Lithuanian traditional architecture

Wool Carding Workshop and Milo Fulling Mill: Lithuanian traditional architecture

A karšykla and milo vėlykla were textile-processing workshops, often connected with mills and small-town production. In them wool was carded, spun, or milas was fulled, so on the map of traditional architecture they mark buildings of work and technology.

Category

Work and Craft Buildings

Type

Textile-processing production workshops

Source status

regional and small-town tradition

Names and variants

Wool carding workshop, Carding-spinning workshop, Spinning workshop, Milo fulling mill

What are a karšykla and milo fulling mill?

A karšykla is a wool-preparation workshop where wool is carded before spinning. A milo fulling mill is a place where woolen cloth is fulled, densified, and processed.

These buildings are not typical structures of every farmstead. They belong more to small towns, manors, mills, and small-scale production settings.

Connection with mills

From the nineteenth century, such workshops were often established by mills, where there was power, water, roads, and movement of people. The mill setting acted as a local technological center.

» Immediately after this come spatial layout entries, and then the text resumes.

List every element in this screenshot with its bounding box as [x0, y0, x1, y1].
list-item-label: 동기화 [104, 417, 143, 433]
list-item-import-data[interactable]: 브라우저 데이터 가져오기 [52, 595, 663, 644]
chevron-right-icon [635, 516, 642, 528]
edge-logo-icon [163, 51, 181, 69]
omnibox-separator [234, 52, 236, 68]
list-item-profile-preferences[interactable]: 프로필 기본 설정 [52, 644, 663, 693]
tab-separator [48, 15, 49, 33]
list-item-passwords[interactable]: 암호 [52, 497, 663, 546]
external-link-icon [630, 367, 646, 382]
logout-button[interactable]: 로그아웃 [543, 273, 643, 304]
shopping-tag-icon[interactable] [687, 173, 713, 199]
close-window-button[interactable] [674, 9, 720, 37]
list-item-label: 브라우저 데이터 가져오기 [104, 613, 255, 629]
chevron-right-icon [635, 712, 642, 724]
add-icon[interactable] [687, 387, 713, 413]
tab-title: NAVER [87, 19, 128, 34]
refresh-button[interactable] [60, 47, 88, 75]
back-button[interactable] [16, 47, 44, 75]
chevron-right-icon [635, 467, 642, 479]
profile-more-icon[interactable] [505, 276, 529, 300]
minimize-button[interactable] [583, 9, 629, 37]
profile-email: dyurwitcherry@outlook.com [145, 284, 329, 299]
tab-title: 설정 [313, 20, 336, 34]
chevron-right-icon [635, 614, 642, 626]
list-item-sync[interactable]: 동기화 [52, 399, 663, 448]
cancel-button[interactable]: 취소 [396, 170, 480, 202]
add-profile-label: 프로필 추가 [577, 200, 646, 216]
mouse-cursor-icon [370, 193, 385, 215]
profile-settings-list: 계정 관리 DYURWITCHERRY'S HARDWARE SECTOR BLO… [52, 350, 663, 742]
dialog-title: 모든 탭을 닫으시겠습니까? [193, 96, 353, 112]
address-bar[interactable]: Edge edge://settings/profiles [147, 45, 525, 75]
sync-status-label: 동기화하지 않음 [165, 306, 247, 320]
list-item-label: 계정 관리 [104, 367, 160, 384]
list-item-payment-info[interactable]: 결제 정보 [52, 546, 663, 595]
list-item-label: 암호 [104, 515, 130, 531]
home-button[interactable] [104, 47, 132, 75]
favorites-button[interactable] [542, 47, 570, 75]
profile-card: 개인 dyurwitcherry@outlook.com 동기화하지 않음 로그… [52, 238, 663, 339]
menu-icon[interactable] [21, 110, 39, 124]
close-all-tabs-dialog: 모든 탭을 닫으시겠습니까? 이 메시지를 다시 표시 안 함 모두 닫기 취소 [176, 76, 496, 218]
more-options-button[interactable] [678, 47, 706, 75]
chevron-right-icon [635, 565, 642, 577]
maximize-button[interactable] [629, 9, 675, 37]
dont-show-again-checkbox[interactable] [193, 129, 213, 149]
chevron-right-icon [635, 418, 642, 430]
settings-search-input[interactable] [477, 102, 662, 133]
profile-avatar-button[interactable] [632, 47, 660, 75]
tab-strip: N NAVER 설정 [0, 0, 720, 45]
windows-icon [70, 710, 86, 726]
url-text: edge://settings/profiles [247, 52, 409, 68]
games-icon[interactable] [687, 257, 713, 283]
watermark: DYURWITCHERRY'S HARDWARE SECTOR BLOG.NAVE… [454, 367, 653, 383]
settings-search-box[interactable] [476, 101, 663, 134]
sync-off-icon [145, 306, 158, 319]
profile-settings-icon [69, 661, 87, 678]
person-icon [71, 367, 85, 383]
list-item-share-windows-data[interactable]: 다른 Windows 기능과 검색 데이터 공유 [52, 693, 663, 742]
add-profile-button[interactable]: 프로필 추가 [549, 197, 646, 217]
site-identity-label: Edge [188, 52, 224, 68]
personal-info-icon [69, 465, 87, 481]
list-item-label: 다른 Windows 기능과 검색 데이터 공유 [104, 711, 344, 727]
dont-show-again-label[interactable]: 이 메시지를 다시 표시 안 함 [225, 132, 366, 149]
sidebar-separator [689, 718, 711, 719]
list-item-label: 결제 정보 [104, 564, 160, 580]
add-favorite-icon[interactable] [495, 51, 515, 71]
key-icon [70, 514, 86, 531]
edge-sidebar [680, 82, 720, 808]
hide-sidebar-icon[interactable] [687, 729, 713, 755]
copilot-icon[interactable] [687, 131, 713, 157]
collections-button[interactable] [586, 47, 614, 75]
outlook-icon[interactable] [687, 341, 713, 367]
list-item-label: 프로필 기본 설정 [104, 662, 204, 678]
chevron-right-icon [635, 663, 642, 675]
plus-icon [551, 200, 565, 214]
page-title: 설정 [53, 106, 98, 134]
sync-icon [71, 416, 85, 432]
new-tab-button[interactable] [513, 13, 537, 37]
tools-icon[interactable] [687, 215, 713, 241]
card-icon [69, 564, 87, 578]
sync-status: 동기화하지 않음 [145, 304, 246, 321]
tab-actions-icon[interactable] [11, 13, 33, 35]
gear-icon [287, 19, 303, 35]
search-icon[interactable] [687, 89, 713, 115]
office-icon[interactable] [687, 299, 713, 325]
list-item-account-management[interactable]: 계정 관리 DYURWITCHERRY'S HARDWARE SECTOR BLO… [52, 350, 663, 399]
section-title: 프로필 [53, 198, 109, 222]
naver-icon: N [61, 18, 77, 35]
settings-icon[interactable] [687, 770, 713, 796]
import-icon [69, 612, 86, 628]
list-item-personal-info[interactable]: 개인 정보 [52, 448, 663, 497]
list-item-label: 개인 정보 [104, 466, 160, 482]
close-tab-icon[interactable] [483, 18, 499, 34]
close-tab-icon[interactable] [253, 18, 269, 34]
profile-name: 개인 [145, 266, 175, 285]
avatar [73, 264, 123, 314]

For this reason the karšykla and milo fulling mill expand the image of traditional architecture: alongside farmstead buildings appear communal production structures.

Architectural character

Carding workshops and fulling mills needed work space, equipment space, water or mechanical power, storage, and convenient access. The building had to be functional and often modest. According to VLE, milas was fulled by fulling devices driven by a mill drive: older pestle fullers beat the cloth in a hollowed trough with pestles lifted by a rotating shaft, while cabinet-type fullers spread from the late nineteenth century; the fulling mill also had a stove for heating water and drying fulled milas, and by the mid-twentieth century most fulling mills had disappeared.

Their heritage value lies not in decoration but in the relationship among equipment, technology, and place. Without this relationship the building is difficult to read.

Textile culture context

Lithuanian rural textiles did not appear only at home beside the loom. They needed a chain of wool preparation, spinning, weaving, fulling, and dyeing.

The karšykla and milo fulling mill show that chain in architecture: these are buildings where cloth quality depended on a technological process. According to VLE, archaeologists have found fragments of thick woven milas from as early as the ninth-twelfth centuries, and sixteenth-seventeenth-century written sources mention peasants wearing rudinės made of thick milas.